I'm in LA now with my family and it's terrific seeing everyone, though difficult with my parents. I haven't seen them in 2 1/2 years, and my mother has unfortunately deteriorated greatly in that time. She's now in a wheelchair due to spinal stenosis, and her memory is going. Ironically, she looks very good. My father, on the other hand, looks terrible. The whole burden of taking care of my mother was on him alone until last April. Now, since they've moved to LA and are near my sisters and have someone to help take care of my mother 12 hours a day he has a lot less pressure. My sister told me he actually looks a lot better than he did when they moved here.

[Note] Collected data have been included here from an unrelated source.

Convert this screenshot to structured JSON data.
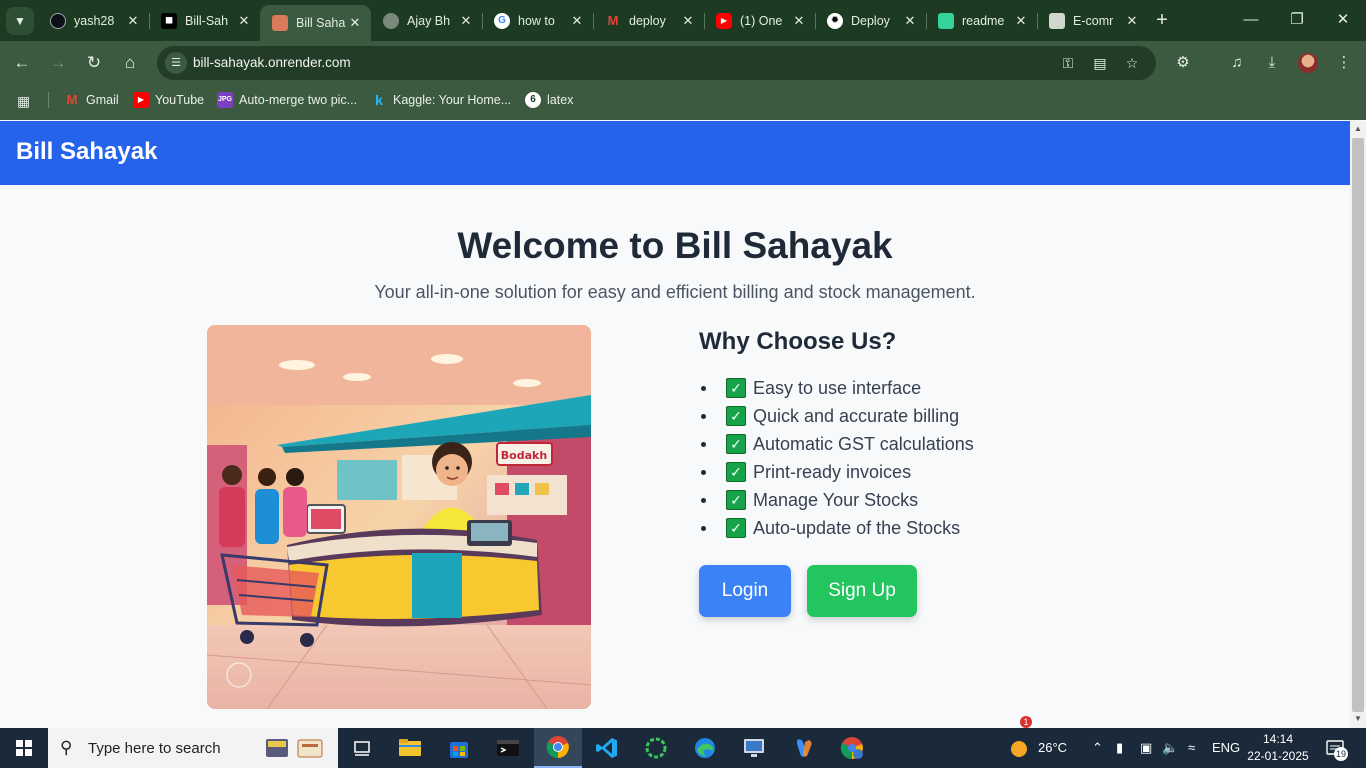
{
  "browser": {
    "tabs": [
      {
        "title": "yash28",
        "icon": "github-icon",
        "color": "#1d3b22"
      },
      {
        "title": "Bill-Sah",
        "icon": "render-icon",
        "color": "#000000"
      },
      {
        "title": "Bill Saha",
        "icon": "bill-sahayak-icon",
        "color": "#d97b5a",
        "active": true
      },
      {
        "title": "Ajay Bh",
        "icon": "globe-icon",
        "color": "#7a8a7a"
      },
      {
        "title": "how to",
        "icon": "google-icon",
        "color": "#ffffff"
      },
      {
        "title": "deploy",
        "icon": "gmail-icon",
        "color": "#ea4335"
      },
      {
        "title": "(1) One",
        "icon": "youtube-icon",
        "color": "#ff0000"
      },
      {
        "title": "Deploy",
        "icon": "chatgpt-icon",
        "color": "#ffffff"
      },
      {
        "title": "readme",
        "icon": "sheet-icon",
        "color": "#34d399"
      },
      {
        "title": "E-comr",
        "icon": "contact-card-icon",
        "color": "#cfd8cf"
      }
    ],
    "url": "bill-sahayak.onrender.com",
    "bookmarks": [
      {
        "label": "Gmail",
        "icon": "gmail-icon",
        "color": "#ea4335"
      },
      {
        "label": "YouTube",
        "icon": "youtube-icon",
        "color": "#ff0000"
      },
      {
        "label": "Auto-merge two pic...",
        "icon": "jpg-icon",
        "color": "#7b3fbf"
      },
      {
        "label": "Kaggle: Your Home...",
        "icon": "kaggle-icon",
        "color": "#20beff"
      },
      {
        "label": "latex",
        "icon": "overleaf-icon",
        "color": "#ffffff"
      }
    ]
  },
  "site": {
    "brand": "Bill Sahayak",
    "hero_title": "Welcome to Bill Sahayak",
    "hero_subtitle": "Your all-in-one solution for easy and efficient billing and stock management.",
    "why_title": "Why Choose Us?",
    "features": [
      "Easy to use interface",
      "Quick and accurate billing",
      "Automatic GST calculations",
      "Print-ready invoices",
      "Manage Your Stocks",
      "Auto-update of the Stocks"
    ],
    "login_label": "Login",
    "signup_label": "Sign Up",
    "colors": {
      "header": "#2563eb",
      "login": "#3b82f6",
      "signup": "#22c55e",
      "check": "#16a34a"
    }
  },
  "taskbar": {
    "search_placeholder": "Type here to search",
    "weather": "26°C",
    "weather_badge": "1",
    "language": "ENG",
    "time": "14:14",
    "date": "22-01-2025",
    "notification_count": "19"
  }
}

Renee, you can quote the thread I posted. I wrote it to help whoever needed it, so the more places its quoted the more people who will read it.
I heard from a cousin that her mammo showed what she called "calcium deposits" which I think are actually calcifications. She said she was told she might be too small for a needle biopsy and would therefore need a surgical biopsy. Has anyone ever heard of that? i suggested she get a second opinion before she goes for any surgery. I had a needle biopsy which was successful (well, just because i didn't like the answer doesn't mean it wasn't successful) and I'm a size AA. We run to small boobs in our family.
BTW, we all know from this thread and others that Rachel is an amazing woman. She's even better in real life.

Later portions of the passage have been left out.